Search code examples
apache-sparkpysparkout-of-memoryheap-memory

Spark goes java heap space out of memory with a small collect


I've got a problem with Spark, its driver and an OoM issue.

Currently I have a dataframe which is being built with several, joined sources (actually different tables in parquet format), and there are thousands of tuples. They have a date which represents the date of creation of the record, and distinctly they are a few.

I do the following:

from pyspark.sql.functions import year, month

# ...

selectionRows = inputDataframe.select(year('registration_date').alias('year'), month('registration_date').alias('month')).distinct()
selectionRows.show() # correctly shows 8 tuples
selectionRows = selectionRows.collect() # goes heap space OoM
print(selectionRows)

Reading the memory consumption statistics shows that the driver does not exceed ~60%. I thought that the driver should load only the distinct subset, not the entire dataframe.

Am I missing something? Is it possible to collect those few rows in a smarter way? I need them as a pushdown predicate to load a secondary dataframe.

Thank you very much!

EDIT / SOLUTION

After reading the comments and elaborating my personal needs, I cached the dataframe at every "join/elaborate" step, so that in a timeline I do the following:

  • Join with loaded table
  • Queue required transformations
  • Apply the cache transformation
  • Print the count to keep track of cardinality (mainly for tracking / debugging purposes) and thus apply all transformations + cache
  • Unpersist the cache of the previous sibiling step, if available (tick/tock paradigm)

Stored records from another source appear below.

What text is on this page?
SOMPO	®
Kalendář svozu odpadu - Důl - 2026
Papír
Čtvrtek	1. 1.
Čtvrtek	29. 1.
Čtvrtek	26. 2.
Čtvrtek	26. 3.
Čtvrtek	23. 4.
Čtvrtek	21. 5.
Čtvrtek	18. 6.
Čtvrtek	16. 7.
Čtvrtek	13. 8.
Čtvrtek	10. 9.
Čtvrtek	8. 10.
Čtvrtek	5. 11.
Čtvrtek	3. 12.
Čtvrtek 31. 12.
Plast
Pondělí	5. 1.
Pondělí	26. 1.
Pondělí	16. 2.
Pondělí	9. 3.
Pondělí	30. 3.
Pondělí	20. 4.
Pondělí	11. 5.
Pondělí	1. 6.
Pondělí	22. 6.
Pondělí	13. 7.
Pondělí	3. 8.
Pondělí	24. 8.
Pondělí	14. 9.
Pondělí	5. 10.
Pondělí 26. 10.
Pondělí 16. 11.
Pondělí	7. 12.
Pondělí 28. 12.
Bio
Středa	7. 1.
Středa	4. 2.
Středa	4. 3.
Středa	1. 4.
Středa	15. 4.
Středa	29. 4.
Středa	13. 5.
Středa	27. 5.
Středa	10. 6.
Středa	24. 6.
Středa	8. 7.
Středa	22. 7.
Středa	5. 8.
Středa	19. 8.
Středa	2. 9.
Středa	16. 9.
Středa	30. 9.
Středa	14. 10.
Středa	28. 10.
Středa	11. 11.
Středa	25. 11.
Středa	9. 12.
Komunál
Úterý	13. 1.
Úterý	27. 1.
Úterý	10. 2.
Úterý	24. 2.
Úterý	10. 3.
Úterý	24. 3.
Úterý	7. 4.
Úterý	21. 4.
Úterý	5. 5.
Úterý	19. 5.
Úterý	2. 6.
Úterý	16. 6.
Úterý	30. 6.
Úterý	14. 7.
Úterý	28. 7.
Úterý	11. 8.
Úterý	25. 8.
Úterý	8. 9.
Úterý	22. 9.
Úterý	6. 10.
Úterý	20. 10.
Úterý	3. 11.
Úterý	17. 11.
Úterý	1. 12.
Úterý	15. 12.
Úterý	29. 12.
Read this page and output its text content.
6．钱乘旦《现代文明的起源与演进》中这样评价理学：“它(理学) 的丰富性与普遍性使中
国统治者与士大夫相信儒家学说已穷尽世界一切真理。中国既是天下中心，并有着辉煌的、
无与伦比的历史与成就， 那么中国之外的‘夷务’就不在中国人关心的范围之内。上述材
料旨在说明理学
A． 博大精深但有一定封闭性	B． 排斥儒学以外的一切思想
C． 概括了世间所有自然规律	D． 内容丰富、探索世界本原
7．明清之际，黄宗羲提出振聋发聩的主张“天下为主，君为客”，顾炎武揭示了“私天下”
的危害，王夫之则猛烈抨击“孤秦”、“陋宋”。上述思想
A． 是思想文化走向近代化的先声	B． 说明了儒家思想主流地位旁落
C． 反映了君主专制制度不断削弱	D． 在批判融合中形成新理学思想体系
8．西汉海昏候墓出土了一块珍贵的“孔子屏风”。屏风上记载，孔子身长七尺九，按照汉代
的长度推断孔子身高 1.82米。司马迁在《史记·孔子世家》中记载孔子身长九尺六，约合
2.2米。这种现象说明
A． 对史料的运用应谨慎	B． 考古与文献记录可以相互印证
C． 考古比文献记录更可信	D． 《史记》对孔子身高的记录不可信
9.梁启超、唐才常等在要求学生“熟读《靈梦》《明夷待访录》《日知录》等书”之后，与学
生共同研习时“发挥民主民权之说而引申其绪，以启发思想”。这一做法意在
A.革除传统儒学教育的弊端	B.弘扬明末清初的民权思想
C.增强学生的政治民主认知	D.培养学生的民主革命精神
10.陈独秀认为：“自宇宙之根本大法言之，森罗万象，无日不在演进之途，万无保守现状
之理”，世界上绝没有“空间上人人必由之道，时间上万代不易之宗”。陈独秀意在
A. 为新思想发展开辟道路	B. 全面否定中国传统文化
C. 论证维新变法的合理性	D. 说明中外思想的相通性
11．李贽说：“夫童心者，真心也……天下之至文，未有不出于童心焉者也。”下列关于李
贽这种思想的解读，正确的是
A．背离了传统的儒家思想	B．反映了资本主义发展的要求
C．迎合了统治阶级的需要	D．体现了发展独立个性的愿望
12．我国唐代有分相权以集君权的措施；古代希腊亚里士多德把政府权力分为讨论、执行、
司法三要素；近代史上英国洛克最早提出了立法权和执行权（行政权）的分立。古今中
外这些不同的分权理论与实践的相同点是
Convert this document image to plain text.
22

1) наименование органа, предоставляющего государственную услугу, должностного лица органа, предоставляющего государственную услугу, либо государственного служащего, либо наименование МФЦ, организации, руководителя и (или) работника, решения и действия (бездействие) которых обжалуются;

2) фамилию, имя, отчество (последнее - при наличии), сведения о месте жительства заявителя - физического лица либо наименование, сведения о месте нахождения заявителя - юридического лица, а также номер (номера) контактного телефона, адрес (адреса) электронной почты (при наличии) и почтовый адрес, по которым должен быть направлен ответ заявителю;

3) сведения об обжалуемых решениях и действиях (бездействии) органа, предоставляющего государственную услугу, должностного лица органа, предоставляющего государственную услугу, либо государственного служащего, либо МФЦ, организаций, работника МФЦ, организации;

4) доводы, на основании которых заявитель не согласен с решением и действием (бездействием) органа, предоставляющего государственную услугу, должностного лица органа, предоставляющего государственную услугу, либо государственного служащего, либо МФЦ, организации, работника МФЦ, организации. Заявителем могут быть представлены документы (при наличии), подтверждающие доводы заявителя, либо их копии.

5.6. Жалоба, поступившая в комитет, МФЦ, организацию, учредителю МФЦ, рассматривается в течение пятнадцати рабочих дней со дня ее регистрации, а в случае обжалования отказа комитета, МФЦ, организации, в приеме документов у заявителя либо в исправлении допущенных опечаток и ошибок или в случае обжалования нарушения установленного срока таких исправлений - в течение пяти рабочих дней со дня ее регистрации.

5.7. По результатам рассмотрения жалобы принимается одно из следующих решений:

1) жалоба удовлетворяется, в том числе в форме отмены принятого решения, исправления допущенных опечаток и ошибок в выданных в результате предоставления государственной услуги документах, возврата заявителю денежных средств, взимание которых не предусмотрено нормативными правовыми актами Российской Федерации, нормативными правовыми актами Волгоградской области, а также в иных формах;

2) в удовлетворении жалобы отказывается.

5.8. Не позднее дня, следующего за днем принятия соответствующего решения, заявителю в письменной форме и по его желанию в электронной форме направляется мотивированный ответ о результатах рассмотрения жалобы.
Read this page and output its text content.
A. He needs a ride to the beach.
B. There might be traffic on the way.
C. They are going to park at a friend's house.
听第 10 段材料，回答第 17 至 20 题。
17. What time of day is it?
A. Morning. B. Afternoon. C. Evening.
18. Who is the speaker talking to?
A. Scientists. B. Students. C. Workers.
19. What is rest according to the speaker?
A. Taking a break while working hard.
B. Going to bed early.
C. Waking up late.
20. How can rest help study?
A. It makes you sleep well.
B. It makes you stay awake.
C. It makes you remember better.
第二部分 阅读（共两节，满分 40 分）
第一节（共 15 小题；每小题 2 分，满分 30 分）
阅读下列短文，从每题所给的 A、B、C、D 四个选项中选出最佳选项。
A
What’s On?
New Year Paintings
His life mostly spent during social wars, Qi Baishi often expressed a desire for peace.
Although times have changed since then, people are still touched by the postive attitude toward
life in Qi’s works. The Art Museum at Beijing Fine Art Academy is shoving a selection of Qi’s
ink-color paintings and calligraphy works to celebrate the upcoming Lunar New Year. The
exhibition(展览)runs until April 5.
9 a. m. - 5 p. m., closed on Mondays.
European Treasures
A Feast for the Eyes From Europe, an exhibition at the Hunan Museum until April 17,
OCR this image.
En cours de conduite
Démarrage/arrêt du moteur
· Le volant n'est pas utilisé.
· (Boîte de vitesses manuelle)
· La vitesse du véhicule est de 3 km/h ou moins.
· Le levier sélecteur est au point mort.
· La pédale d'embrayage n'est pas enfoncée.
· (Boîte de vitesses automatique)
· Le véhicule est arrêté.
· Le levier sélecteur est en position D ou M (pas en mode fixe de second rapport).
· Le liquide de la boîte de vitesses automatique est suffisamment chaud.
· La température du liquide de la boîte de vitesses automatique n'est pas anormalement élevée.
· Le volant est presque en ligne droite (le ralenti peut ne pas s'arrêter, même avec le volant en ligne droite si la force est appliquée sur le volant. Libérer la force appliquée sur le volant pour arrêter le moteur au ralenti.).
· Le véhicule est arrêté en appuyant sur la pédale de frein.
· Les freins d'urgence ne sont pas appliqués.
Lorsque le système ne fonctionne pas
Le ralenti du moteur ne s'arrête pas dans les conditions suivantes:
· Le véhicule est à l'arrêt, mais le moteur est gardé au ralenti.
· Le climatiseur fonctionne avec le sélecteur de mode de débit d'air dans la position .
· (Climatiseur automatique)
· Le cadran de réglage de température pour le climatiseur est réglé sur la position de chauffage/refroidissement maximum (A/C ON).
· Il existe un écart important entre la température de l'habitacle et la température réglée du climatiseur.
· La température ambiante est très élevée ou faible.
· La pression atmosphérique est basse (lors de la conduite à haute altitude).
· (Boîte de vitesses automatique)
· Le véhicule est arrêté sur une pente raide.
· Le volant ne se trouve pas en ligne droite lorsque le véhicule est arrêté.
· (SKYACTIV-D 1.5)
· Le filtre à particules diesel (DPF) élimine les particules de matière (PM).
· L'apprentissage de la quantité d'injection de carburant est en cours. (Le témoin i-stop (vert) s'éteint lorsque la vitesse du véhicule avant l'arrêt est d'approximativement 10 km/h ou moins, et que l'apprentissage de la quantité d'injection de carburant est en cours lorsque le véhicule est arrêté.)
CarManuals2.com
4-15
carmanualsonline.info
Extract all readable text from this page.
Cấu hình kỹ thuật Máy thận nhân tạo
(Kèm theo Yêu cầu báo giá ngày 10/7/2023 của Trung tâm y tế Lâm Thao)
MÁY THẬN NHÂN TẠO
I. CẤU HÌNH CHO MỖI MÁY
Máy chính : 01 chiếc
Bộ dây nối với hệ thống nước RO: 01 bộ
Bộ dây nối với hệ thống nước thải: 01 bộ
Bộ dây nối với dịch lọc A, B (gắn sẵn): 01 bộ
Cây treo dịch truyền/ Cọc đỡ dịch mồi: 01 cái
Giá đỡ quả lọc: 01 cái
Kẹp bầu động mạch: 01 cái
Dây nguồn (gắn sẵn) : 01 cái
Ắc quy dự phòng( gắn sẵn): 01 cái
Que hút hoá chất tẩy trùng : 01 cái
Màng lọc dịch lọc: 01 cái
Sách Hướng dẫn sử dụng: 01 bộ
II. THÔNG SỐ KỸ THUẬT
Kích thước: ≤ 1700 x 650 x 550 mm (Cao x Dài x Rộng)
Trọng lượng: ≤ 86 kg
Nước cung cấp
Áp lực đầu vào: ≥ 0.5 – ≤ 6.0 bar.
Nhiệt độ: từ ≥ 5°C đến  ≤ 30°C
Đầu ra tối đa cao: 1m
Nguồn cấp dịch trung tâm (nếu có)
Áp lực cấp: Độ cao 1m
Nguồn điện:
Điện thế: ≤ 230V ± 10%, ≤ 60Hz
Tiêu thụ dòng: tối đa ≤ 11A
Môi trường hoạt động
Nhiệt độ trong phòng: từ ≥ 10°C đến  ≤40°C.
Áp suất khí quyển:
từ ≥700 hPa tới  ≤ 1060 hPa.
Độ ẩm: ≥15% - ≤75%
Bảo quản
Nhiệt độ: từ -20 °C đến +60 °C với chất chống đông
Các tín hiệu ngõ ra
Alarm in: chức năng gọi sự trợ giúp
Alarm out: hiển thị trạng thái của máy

This reduced some complex ETL jobs down to 20% of the original time (as previously it was applying the transformations of each previous step at each count).

Lesson learned :)


Solution

  • After reading the comments, I elaborated the solution for my use case.

    As mentioned in the question, I join several tables one with each other in a "target dataframe", and at each iteration I do some transformations, like so:

    # n-th table work
    target = target.join(other, how='left')
    target = target.filter(...)
    target = target.withColumn('a', 'b')
    target = target.select(...)
    print(f'Target after table "other": {target.count()}')
    

    The problem of slowliness / OoM was that Spark was forced to do all the transformations from start to finish at each table due to the ending count, making it slower and slower at each table / iteration.

    The solution I found is to cache the dataframe at each iteration, like so:

    cache: DataFrame = null
    
    # ...
    
    # n-th table work
    target = target.join(other, how='left')
    target = target.filter(...)
    target = target.withColumn('a', 'b')
    target = target.select(...)
    
    target = target.cache()
    target_count = target.count() # actually do the cache
    if cache:
      cache.unpersist() # free the memory from the old cache version
    cache = target
    
    print(f'Target after table "other": {target_count}')